Justice Scalia presents his views with charm and clarity. His adversaries, however, also make some strong points. For instance, Scalia’s approach can lead to contradiction. After all, textualism and originalism are often at odds. The former most often produces very tightly interpreted statutes, but permits constitutional phrases like “due process” and “equal protection” to be given extremely broad meaning. Originalism in many respects requires utilization of the very supposed evils (reference to legislative history and legislator understanding) that the former approach abhors. Justice Scalia’s article spends little time attempting to resolve this contradiction.

Nor is it always clear exactly what the author’s concern is. Is he opposed to an imperial judiciary because it subverts democracy and majority rule? Or is he worried that an imperial judiciary is too ready to succumb to the will of the majority, thereby imperiling basic minority rights? The Justice poses both dangers, at his convenience, even though the two problems are quite incompatible. Justice Scalia advocates judicial restraint, but also seems by implication to be arguing for judicial activism when necessary to strike down legislative efforts that contradict the original understanding of particular constitutional provisions.

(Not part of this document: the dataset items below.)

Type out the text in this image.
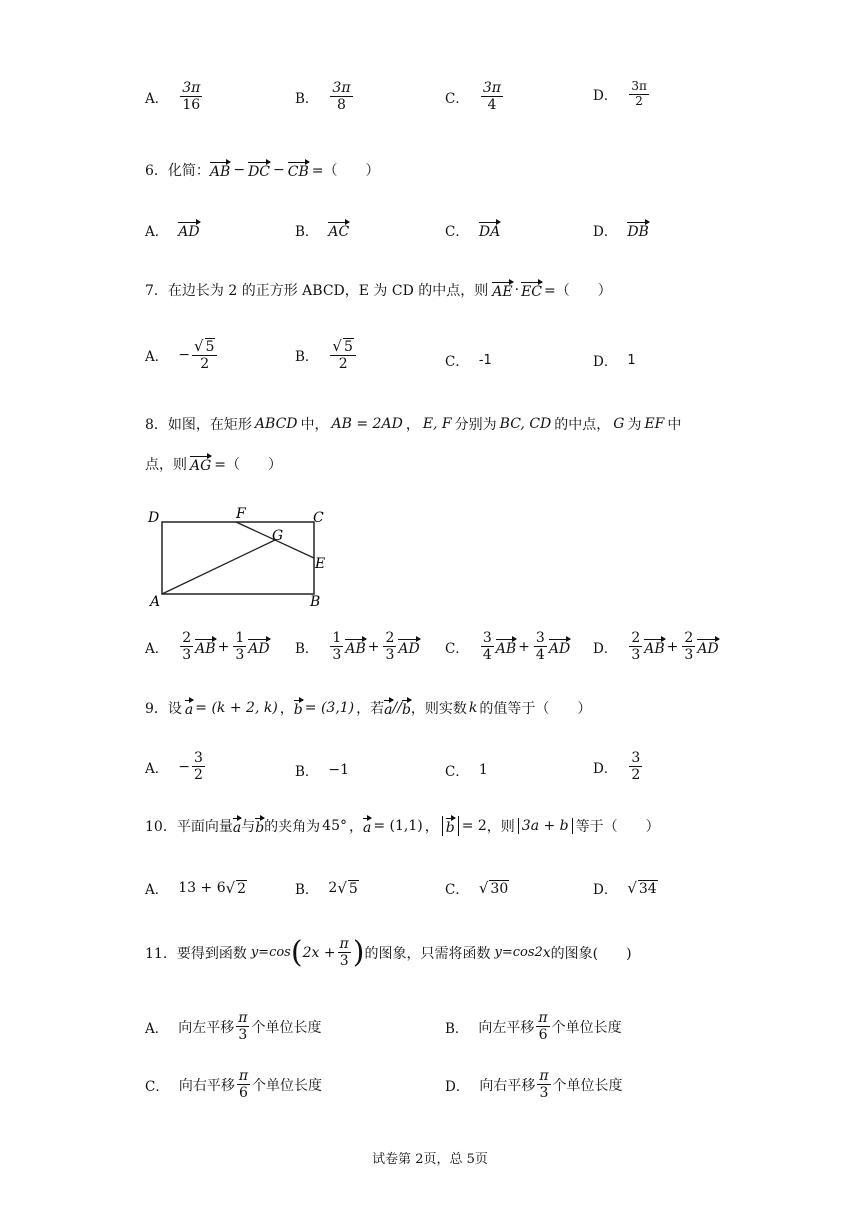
A． $\frac{3\pi}{16}$	B． $\frac{3\pi}{8}$	C． $\frac{3\pi}{4}$	D． $\frac{3\pi}{2}$
6．化简： AB − DC − CB =（　　）
A． AD	B． AC	C． DA	D． DB
7．在边长为 2 的正方形 ABCD，E 为 CD 的中点，则 AE · EC =（　　）
A． − $\frac{√ 5}{2}$	B． $\frac{√ 5}{2}$	C． -1	D． 1
8．如图，在矩形 ABCD 中， AB = 2AD ， E, F 分别为 BC, CD 的中点， G 为 EF 中
点，则 AG =（　　）
D	F	C
G
E
A	B
A． $\frac{2}{3}$ AB + $\frac{1}{3}$ AD B． $\frac{1}{3}$ AB + $\frac{2}{3}$ AD C． $\frac{3}{4}$ AB + $\frac{3}{4}$ AD D． $\frac{2}{3}$ AB + $\frac{2}{3}$ AD
9．设 a = (k + 2, k) ， b = (3,1) ，若 a // b ，则实数 k 的值等于（　　）
A． − $\frac{3}{2}$	B． −1	C． 1	D． $\frac{3}{2}$
10．平面向量 a 与 b 的夹角为 45° ， a = (1,1) ， b = 2 ，则 3a + b 等于（　　）
A． 13 + 6 √ 2	B． 2 √ 5	C． √ 30	D． √ 34
11．要得到函数 y=cos ( $2x + \frac{\pi}{3}$ ) 的图象，只需将函数 y=cos2 x 的图象(　　)
A． 向左平移 $\frac{\pi}{3}$ 个单位长度	B． 向左平移 $\frac{\pi}{6}$ 个单位长度
C． 向右平移 $\frac{\pi}{6}$ 个单位长度	D． 向右平移 $\frac{\pi}{3}$ 个单位长度
试卷第 2页，总 5页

Such contradictions have led many champions of individual rights to worry about the true goals of Justice Scalia’s jurisprudence. In deciding cases at the Supreme Court, he seems to use his legal principles fairly consistently to justify implementation of the will of legislative majorities or to preserve traditions against contemporary, often “political correctness”–motivated assault. Frequently, Justice Scalia’s arguments prefer the result that preserves the way things have been done in the past. Of course, preservation of “the way things used to be” may by definition constitute a certain kind of conservatism, but this gives little comfort to civil libertarians.

The failure of Justice Scalia and the commenting scholars to effectively reconcile these contradictions does not in any way diminish the value of the book. The very fact that these questions are raised in the mind of the reader is of great value. A Matter of Interpretation sets the mind aswirl with ideas. It stimulates internal legal and philosophical debate as the reader progresses through its pages. It excites an interest in the law and demonstrates the critical importance of thinking about the role of legal interpretation in the crafting of the way we govern ourselves. It is a book for anyone who cares about the law and its place in our society.